Rings of Saturn -- W.G. Sebald. This a book that garnered effusive praise from a number of big name writers. Hailed as an inventive masterpiece and blurbed endlessly by those who are spoken of breathlessly in high-toned literary journals. I gave up after about 90-ish pages. Sebald was a wonderfully skilled writer who can form a poetic sentence seemingly out of nothing. But the poetry of nothing is still nothing.

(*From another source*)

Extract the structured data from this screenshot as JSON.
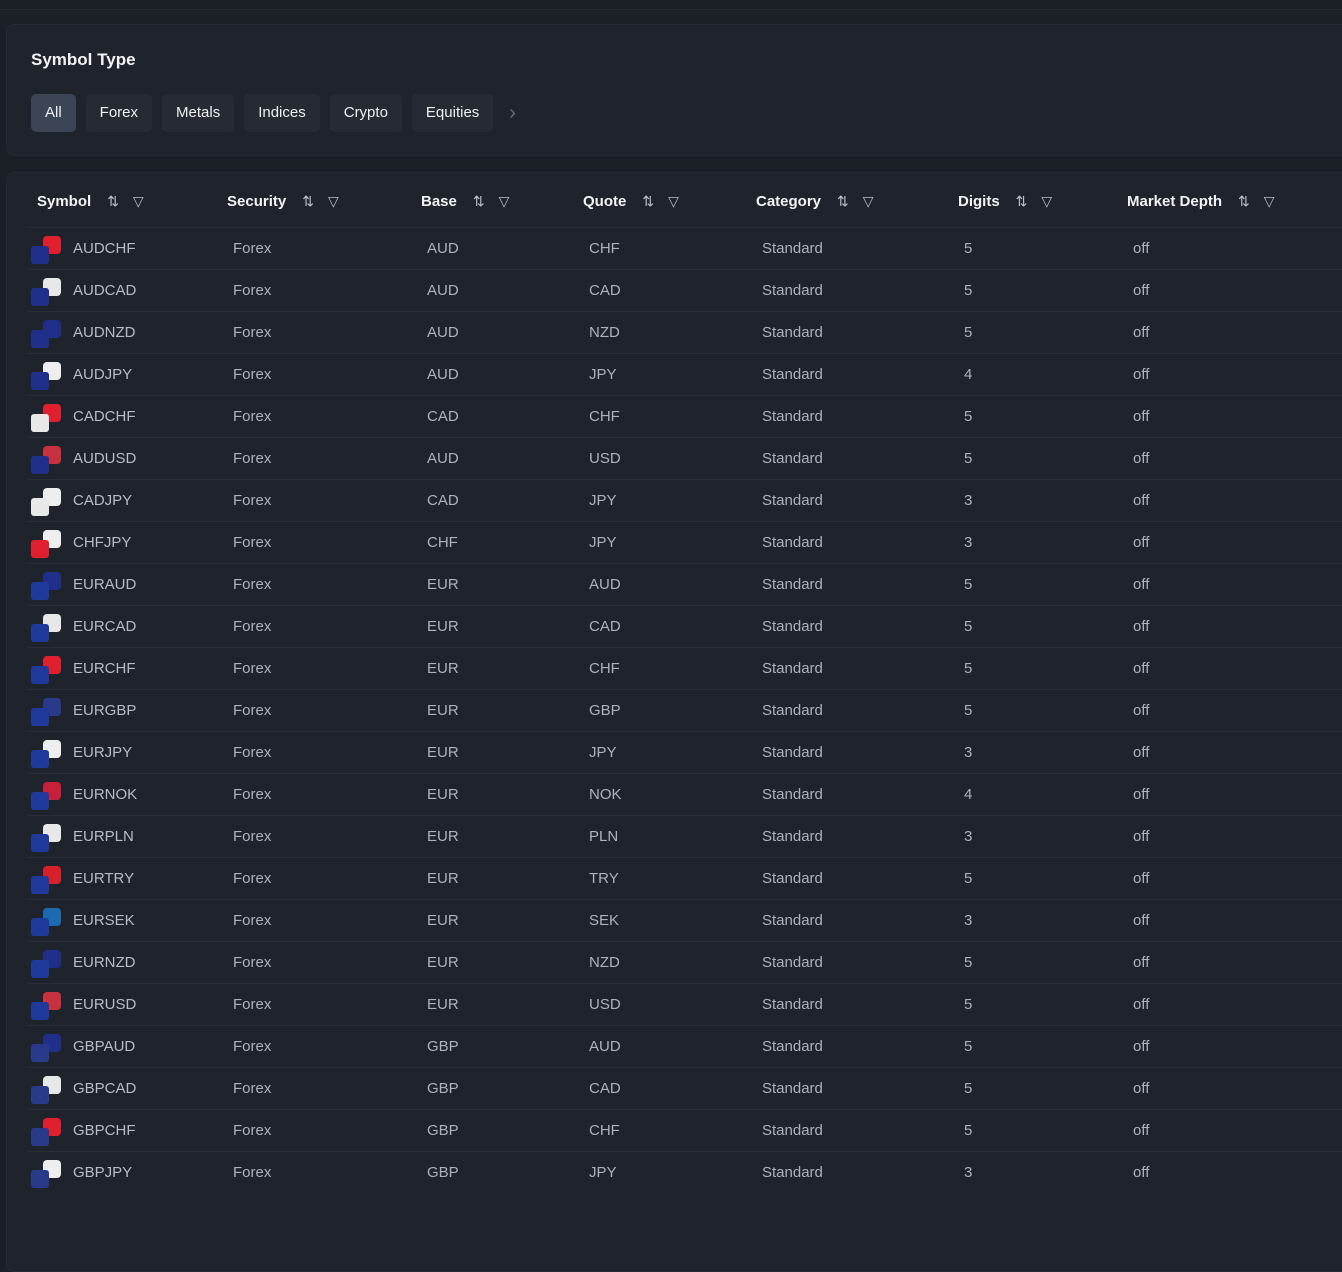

Sebald was German (born in 1944 and died in 2001 -- the prototypical lived-and-died-through-the-Cold-War life), so what we have is a translation which is always a bit of a wildcard. Ostensibly a novel following a troubled fellow as he travels along the eastern coast of England, although at times it seems clear that Sebald is writing autobiographically. What follows is a sort of stream of consciousness woven into an intricate web of factual and sentimental relationships. There is no observation too minor from which to build a florid allegory. Given the chance, he would take a random patch of gravel and turn it into an analogy for the sorrow of impermanence. He will sit on a park bench and intensely introspect on the gray skies which will remind of literary reference which caused him to intensely introspect on something similar in the past. He will encounter a piece of ephemera and be reminded of a historical reference hundreds of years in the past that caused him to wring his hands over something or other. Perhaps it is all just very German. The only overall sensation of it all was one of decay. Weird, that someone born into the ashes of post-WWII Germany who lived to see the Berlin Wall fall would be attached to the zeitgeist of decay, but there it is.
There is just so much pretentiousness one can take. The tortured ruminations, the reading of profound meaning into trivialities, the attachment to societal decline -- even the mechanics of it: Sebald will rarely drop a paragraph on you to take a breath, he just keeps going. But Kerouac, he ain't. His thoughts, though genuine I'm sure, don't have enough energy to sustain that. Woefulness does not create energy, it saps it. As I said, the praise from what I will sneeringly call the writerly community is effusive. Which makes sense, because it's written for them; it matches their own pretensions to a tee.
Still, I might be judging unfairly. It is possible that had I stuck it out all the superfluous decoration and sorrowful images would have gelled into something insightful and timeless. If so, it would have been nice to have a hint of it in less than 100 pages. I'm moving on.
Last and First Men -- Olaf Stapledon. A "future history" from back in 1931. It appears to be a vision of the future from the time immediately post-WW1 to some point wherein humanity evolves to its final form. Highly valued by many. I've only just started it but I am deeply impressed by the formal, yet completely readable prose. The subject matter seems kind of an odd mish-mash. He spends a long time speculating about various cultural forces and how they in combination with human nature and happenstance lead to war and it seems like some keen insights might be coming. Then he goes full on I-am-14-and-this-is-deep level fantasizing.
Fair warning: there are deeply racist and anti-Semitic sections. And the Americans are kind of the bad guys. I'm not sure he doesn't fall into the trap of making his future vision really about his opinions on the present. We'll see.